Data Cleaning
Keeping your dataset clean is an essential part of getting accurate, trustworthy results. The Glass platform gives you the tools to identify and remove poor-quality or over-quota responses directly — without losing visibility into what’s changed.
Most researchers have their own preferred ways to clean data. In this article we’ll guide you through our best practices and preferred approaches for data cleaning. These are all just suggestions to use or not use as you see fit!
Step 1: Download Raw Data
Start by exporting your full dataset so you can review responses carefully.
Go to your project’s Analytics tab.
In the left sidebar, click Summary Reports, then open the Raw Data tab.
If your project has multiple waves:
Click Filter Exports by Wave.
Select the wave you want to review.
Click Export to start the download.
You’ll be redirected to the Exports tab — wait until the status says Ready.

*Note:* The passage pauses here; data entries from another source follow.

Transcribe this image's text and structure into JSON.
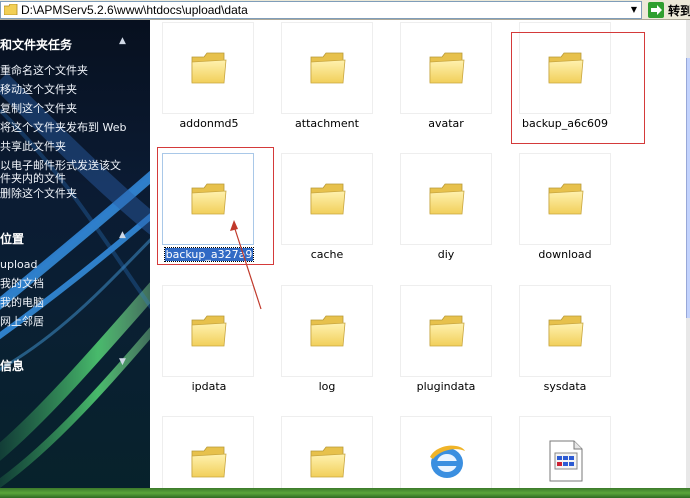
{
  "address_bar": {
    "path": "D:\\APMServ5.2.6\\www\\htdocs\\upload\\data",
    "go_label": "转到"
  },
  "task_pane": {
    "sections": [
      {
        "title": "和文件夹任务",
        "items": [
          "重命名这个文件夹",
          "移动这个文件夹",
          "复制这个文件夹",
          "将这个文件夹发布到 Web",
          "共享此文件夹",
          "以电子邮件形式发送该文",
          "件夹内的文件",
          "删除这个文件夹"
        ]
      },
      {
        "title": "位置",
        "items": [
          "upload",
          "我的文档",
          "我的电脑",
          "网上邻居"
        ]
      },
      {
        "title": "信息",
        "items": []
      }
    ]
  },
  "files": [
    {
      "name": "addonmd5",
      "icon": "folder-icon"
    },
    {
      "name": "attachment",
      "icon": "folder-icon"
    },
    {
      "name": "avatar",
      "icon": "folder-icon"
    },
    {
      "name": "backup_a6c609",
      "icon": "folder-icon"
    },
    {
      "name": "backup_a327a9",
      "icon": "folder-icon"
    },
    {
      "name": "cache",
      "icon": "folder-icon"
    },
    {
      "name": "diy",
      "icon": "folder-icon"
    },
    {
      "name": "download",
      "icon": "folder-icon"
    },
    {
      "name": "ipdata",
      "icon": "folder-icon"
    },
    {
      "name": "log",
      "icon": "folder-icon"
    },
    {
      "name": "plugindata",
      "icon": "folder-icon"
    },
    {
      "name": "sysdata",
      "icon": "folder-icon"
    },
    {
      "name": "",
      "icon": "folder-icon"
    },
    {
      "name": "",
      "icon": "folder-icon"
    },
    {
      "name": "",
      "icon": "internet-explorer-icon"
    },
    {
      "name": "",
      "icon": "document-icon"
    }
  ],
  "colors": {
    "selection": "#316ac5",
    "annotation_red": "#d43a3a",
    "folder_yellow": "#f5d86a"
  }
}
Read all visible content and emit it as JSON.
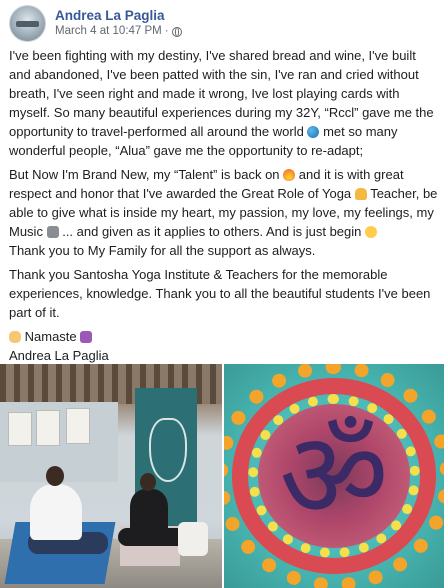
{
  "post": {
    "author": "Andrea La Paglia",
    "timestamp": "March 4 at 10:47 PM",
    "separator": "·",
    "privacy_icon": "globe-icon"
  },
  "text": {
    "p1": {
      "a": "I've been fighting with my destiny, I've shared bread and wine, I've built and abandoned, I've been patted with the sin, I've ran and cried without breath, I've seen right and made it wrong, Ive lost playing cards with myself. So many beautiful experiences during my 32Y, “Rccl” gave me the opportunity to travel-performed all around the world",
      "b": "met so many wonderful people, “Alua” gave me the opportunity to re-adapt;"
    },
    "p2": {
      "a": "But Now I'm Brand New, my “Talent” is back on",
      "b": "and it is with great respect and honor that I've awarded the Great Role of Yoga",
      "c": "Teacher, be able to give what is inside my heart, my passion, my love, my feelings, my Music",
      "d": "... and given as it applies to others. And is just begin",
      "e": "Thank you to My Family for all the support as always."
    },
    "p3": "Thank you Santosha Yoga Institute & Teachers for the memorable experiences, knowledge. Thank you to all the beautiful students I've been part of it.",
    "namaste": "Namaste",
    "signature": "Andrea La Paglia"
  },
  "emoji": {
    "globe": "globe-emoji",
    "fire": "fire-emoji",
    "yoga": "person-in-lotus-position-emoji",
    "music": "musical-score-emoji",
    "star_struck": "star-struck-emoji",
    "pray": "folded-hands-emoji",
    "om": "om-symbol-emoji"
  },
  "photos": [
    {
      "name": "yoga-class-photo"
    },
    {
      "name": "om-flower-mandala-photo"
    }
  ],
  "colors": {
    "author_link": "#385898",
    "meta_text": "#616770",
    "body_text": "#1c1e21"
  }
}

Click the download icon (cloud with a downward arrow) to download your file.
Step 2: Prepare the File
Open the file and enable editing.
Apply filters to all columns for easy sorting.
Freeze the top row so you can see the question headers as you scroll.
This will make it easier to scan and filter for potential quality issues.
Step 3: Evaluate Data Quality
Here are a few key indicators to check when cleaning your data:
Length of Interview (LOI)
Found in Column C, measured in seconds.
Calculate the average or median LOI.
Flag respondents who finished in less than 40% of the average.
Example: If the average is 15 minutes (900 seconds), flag anyone under 6 minutes (360 seconds).
Open-Ended Responses
Remove or flag respondents whose open ends are:
Gibberish, nonsense, or copy-pasted text.
One-word or overly short (e.g., “good,” “nice,” “idk”).
Extremely long or suspiciously polished (AI-generated-looking).
Contradictions or Inattention
Look for combinations of answers that don’t make sense together.
Check attention-check or red herring questions (e.g., fake brands).
Consider whether answers suggest fatigue or random clicking in longer surveys.
Straightliners (in matrix questions or grids)
If a respondent gives the same answer across a long battery of scale questions, it may indicate disengagement.
This is especially important when testing concepts or comparing attributes.
Laggards
Respondents with unusually long LOIs don’t always need removal. Only exclude them if they also show other signs of poor quality (like gibberish open ends or inconsistent responses).
Step 4: Remove Respondents in the Glass Platform
Once you’ve identified poor-quality or over-quota respondents, you can consider removing them from your dataset. Email your Glass account manager for more information.
Pro Tip: Build in quality controls (like red herrings or logic checks) during survey design to reduce cleanup later.